Date of this Version



2017. Pp. 64-70.


Proceedings of the 17th Wildlife Damage Management Conference. (D. J. Morin, M. J. Cherry, Eds).

This document is a U.S. government work and is not subject to copyright in the United States.


USDA Wildlife Services airport wildlife biologists have been tasked with reducing the hazards that raptors (including owls) pose to safe aircraft operations at airports and military airfields throughout the USA. A review of available wildlife strike information suggests short-eared owls (Asio flammeus) are frequently struck by aircraft during the winter months at numerous airports within the Lower Great Lakes Region of the United States.
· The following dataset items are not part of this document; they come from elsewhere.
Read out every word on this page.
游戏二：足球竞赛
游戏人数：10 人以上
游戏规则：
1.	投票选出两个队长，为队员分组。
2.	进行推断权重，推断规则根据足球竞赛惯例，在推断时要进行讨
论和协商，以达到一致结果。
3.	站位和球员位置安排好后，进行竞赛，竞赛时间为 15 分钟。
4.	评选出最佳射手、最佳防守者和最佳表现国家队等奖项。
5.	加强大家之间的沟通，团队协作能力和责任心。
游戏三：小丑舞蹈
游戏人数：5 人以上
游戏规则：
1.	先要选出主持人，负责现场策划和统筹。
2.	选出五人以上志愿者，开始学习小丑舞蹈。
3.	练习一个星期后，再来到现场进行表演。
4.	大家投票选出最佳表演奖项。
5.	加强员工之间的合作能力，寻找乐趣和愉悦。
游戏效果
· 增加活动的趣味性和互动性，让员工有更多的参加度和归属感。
Further, this species is listed as ‘endangered’ by state fish and wildlife agencies in many states, although not at the federal level. Consequently, there is particular interest in developing non-lethal management tools for reducing the hazards posed by this species. In an effort to gain a better understanding of the efficacy of managing the hazards to aviation posed by short-eared owls, we developed methods to live-capture, mark with USGS aluminum leg bands, and translocate short-eared owls from airport environments (i.e., airfield areas) as part of the overall programs to reduce wildlife hazards to safe aircraft operations at airports. During 2012−2015, a total of 32 short-eared owls was live-captured, banded, and translocated to release sites approximately 64 to 80 km (40 to 50 miles) away from the airports. Only 1 short-eared owl (3%) was resighted and this bird was found on a different airport from where it had been translocated from. Future research in needed to evaluate the efficacy of translocating wintering short-eared owls from airport environments.